As promised, Zvi brings us an in-depth look at Opus 4.5, as well as a deep dive on its 4.5 model card, safety, and alignment. Short version: it’s his new favorite model (sorry, Gemini). Capability and personality are both excellent, and it’s the obvious top choice for many tasks (YMMV, obviously). These days, Claude is what I recommend to any casual AI user who doesn’t care much about image generation.

Nano Banana Pro

I got to spend some with Nano Banana Pro (Google’s excellent image generator / editor) over the weekend, and I’m super impressed. As reported elsewhere, it’s a huge step forward for infographics: it was able to one-shot a series of illustrated recipes for me, with only a few minor mistakes.

It’s been interesting seeing how people react to the output: people who track AI closely see the huge capability improvement, but more casual users just see another impressive AI-generated image. The future is already here—awareness of it is just not very evenly distributed.

DeepSeekMath-V2

No big deal, just an open-weights model that scored a gold on the 2025 International Math Olympiad.

Crystal ball department

Benchmark Scores as a General Metric of Capability

It kinda feels like models that are good at some things tend to be good at other things, but is that really true? Epoch AI brings the rigor with a Principal Component Analysis, showing that indeed benchmark scores are strongly predicted by a single “capability dimension”.

AI Eats the World

Benedict Evans is smart, insightful, well-informed, and not AGI-pilled. Here’s a solid presentation on how AI affects the tech industry from that perspective.

Alignment and interpretability

A pragmatic vision for interpretability

Google DeepMind’s mechanistic interpretability team has long been doing excellent work on trying to understand what’s going on inside LLMs. They just announced a significant shift in focus, going “from ambitious reverse-engineering to a focus on pragmatic interpretability”. In particular, they are now specifically “trying to directly solve problems on the critical path to AGI going well”.

This seems like a smart and well thought-out shift, but also probably a modest update toward AGI going poorly. Strong mechanistic interpretability would be extremely useful for ensuring alignment (c.f.

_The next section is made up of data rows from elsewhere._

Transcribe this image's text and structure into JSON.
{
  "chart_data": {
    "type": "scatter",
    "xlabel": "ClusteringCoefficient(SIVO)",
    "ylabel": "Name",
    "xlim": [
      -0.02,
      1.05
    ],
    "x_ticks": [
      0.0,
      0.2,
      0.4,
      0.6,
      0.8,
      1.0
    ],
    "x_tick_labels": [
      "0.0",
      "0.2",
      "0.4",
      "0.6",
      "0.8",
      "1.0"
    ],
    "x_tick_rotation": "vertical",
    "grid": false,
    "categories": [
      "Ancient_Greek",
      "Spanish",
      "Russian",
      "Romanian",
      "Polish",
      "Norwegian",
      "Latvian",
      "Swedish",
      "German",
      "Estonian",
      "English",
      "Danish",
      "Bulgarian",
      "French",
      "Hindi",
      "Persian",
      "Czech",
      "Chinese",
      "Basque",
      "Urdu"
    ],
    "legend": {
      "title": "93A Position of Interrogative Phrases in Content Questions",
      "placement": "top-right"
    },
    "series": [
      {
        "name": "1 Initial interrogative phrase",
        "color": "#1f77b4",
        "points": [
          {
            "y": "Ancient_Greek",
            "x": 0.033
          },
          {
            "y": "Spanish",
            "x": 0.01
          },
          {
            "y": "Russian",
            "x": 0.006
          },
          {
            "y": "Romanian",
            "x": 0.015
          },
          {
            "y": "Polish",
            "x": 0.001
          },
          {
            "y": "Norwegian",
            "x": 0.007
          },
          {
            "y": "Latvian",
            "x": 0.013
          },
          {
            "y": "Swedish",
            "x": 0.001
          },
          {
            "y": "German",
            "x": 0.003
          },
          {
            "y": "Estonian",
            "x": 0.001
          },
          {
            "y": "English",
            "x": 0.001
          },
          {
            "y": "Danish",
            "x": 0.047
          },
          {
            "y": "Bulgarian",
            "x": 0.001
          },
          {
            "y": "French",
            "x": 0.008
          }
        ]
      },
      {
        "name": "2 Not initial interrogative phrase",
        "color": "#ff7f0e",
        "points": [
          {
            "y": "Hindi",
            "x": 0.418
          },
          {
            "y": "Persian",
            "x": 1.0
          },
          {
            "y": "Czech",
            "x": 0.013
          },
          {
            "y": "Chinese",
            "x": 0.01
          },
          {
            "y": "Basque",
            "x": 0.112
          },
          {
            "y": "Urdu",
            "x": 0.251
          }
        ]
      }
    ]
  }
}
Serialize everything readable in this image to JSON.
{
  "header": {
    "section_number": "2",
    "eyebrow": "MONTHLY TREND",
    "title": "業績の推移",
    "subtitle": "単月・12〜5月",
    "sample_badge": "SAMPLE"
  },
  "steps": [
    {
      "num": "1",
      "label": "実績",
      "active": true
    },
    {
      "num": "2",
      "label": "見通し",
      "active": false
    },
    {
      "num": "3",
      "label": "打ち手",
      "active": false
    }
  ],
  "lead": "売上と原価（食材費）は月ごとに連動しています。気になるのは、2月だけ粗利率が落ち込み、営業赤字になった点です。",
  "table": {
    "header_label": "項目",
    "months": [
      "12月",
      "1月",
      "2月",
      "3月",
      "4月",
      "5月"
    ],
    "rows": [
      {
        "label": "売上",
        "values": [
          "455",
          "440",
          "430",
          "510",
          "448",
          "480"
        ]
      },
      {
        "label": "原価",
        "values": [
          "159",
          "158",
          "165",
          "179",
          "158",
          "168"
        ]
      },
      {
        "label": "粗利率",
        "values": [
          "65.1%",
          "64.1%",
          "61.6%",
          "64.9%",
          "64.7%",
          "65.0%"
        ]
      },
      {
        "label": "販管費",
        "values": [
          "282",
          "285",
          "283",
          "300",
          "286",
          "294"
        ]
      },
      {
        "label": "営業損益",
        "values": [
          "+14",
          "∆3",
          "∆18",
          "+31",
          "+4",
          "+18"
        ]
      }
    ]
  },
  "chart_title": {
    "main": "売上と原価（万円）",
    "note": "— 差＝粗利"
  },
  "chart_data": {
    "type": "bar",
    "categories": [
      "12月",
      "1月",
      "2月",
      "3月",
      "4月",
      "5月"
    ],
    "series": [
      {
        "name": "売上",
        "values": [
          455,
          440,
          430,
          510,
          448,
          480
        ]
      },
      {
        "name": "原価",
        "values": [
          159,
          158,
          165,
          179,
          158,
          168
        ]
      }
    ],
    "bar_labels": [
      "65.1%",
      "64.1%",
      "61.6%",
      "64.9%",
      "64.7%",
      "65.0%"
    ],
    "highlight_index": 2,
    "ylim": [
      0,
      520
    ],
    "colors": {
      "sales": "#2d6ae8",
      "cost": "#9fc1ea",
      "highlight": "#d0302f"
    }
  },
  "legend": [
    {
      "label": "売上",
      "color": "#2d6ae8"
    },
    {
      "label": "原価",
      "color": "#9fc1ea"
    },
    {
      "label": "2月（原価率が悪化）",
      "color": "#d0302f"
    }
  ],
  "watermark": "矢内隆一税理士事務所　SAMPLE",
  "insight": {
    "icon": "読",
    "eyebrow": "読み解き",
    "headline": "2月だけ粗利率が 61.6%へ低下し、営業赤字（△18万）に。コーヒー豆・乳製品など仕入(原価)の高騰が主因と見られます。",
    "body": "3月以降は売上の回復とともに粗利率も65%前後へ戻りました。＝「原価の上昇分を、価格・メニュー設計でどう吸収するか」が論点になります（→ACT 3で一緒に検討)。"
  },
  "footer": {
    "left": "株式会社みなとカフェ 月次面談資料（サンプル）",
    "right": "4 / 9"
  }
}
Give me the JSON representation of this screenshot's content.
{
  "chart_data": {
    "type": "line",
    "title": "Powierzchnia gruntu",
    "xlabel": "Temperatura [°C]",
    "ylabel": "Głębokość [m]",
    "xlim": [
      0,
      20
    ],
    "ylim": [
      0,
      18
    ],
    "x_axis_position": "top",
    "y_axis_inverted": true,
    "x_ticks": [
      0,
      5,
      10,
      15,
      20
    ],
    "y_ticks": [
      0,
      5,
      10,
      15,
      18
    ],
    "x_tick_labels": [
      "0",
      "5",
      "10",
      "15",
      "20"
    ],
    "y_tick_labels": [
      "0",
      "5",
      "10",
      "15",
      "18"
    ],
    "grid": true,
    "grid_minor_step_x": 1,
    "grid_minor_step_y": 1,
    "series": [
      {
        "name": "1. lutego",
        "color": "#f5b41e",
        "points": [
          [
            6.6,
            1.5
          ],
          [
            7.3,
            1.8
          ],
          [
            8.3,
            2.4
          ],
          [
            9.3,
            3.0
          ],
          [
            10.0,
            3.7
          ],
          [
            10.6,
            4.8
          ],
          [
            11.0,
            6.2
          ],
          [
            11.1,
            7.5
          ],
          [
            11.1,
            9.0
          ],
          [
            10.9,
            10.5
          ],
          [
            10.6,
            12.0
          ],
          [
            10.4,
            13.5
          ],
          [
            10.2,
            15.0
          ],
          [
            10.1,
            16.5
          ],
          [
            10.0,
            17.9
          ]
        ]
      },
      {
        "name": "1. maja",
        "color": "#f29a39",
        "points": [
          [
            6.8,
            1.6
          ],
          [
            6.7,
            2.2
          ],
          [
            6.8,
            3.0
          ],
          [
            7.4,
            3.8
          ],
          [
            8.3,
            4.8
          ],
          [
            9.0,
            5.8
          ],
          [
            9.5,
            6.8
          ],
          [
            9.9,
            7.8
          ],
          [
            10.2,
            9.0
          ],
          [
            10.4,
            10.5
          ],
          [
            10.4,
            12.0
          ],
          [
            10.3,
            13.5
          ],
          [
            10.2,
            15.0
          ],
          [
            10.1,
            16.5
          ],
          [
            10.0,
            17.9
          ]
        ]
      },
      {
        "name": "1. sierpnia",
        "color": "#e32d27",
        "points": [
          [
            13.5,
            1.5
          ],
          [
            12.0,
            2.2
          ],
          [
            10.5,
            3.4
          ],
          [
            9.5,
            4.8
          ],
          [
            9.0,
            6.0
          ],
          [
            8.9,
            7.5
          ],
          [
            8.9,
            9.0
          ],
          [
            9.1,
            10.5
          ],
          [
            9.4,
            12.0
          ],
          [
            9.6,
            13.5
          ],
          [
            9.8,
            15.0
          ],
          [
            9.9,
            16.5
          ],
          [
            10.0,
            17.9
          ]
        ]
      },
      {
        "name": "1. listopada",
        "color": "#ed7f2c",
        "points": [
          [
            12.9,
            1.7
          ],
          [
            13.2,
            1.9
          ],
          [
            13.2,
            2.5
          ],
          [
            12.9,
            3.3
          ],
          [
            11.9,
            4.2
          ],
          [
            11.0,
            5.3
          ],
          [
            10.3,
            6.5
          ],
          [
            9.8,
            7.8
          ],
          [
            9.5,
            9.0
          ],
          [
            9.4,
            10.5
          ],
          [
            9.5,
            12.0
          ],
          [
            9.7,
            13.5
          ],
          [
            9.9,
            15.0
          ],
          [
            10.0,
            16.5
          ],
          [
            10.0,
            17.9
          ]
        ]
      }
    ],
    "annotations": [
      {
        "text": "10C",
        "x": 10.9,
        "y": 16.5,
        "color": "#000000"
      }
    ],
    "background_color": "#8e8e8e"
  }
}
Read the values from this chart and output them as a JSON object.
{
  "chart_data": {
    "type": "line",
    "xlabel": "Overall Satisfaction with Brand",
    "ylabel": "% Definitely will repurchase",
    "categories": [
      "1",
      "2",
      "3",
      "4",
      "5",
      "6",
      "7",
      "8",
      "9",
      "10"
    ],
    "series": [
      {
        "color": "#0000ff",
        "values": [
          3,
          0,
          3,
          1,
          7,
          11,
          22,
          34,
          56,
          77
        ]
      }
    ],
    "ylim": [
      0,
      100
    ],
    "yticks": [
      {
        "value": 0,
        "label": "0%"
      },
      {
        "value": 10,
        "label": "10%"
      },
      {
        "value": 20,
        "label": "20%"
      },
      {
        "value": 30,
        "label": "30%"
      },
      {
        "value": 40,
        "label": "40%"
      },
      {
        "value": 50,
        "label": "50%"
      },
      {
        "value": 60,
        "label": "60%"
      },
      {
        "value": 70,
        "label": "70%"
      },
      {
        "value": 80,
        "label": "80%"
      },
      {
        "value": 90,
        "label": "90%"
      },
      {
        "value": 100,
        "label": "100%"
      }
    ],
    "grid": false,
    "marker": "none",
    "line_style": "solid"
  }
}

Dario), and I take this announcement as evidence that we’re not doing as well on that front as we’d hoped.

Are we dead yet?

Concerns about Anthropic’s safety evaluations

Ryan Greenblatt agrees with Anthropic’s assessment of the model’s capabilities, but has concerns about how the evaluations were conducted:

Generally, it seems like the current situation is that capability evals don't provide much assurance. This is partially Anthropic's fault (they are supposed to do better) and partially because the problem is just difficult and unsolved.

I still think Anthropic is probably mostly doing a better job evaluating capabilities relative to other companies.

We are moving ever-closer to ASL-4 dangerous capability levels, and we aren’t ready.

5 Interesting Safety and Responsibility Papers

AI Policy Perspectives has a handy summary of some recent papers. Two that I found especially thought-provoking:

Rationality department

Information hygiene

A foreseeable consequence of spending time with sick people is that you are likely to get sick. Similarly, as DaystarEld memorably explains, “if you want to believe true things, try not to spend too much time around people who are going to sneeze false information or badly reasoned arguments into your face.” Just in time for flu season, here’s your guide to information hygiene.

Philosophy department

The 2025 Big Nonprofits List

If you’re planning your charitable giving for next year, Zvi has a guide to nonprofits working on AI safety and some related causes.

AI safety is clearly the most important challenge facing humanity now (or ever) and my partner and I will be directing much of our giving toward groups working to ensure that humanity doesn’t go extinct in the next decade. But we remain big fans of GiveWell, which is perhaps the best place to go for highly effective conventional philanthropy.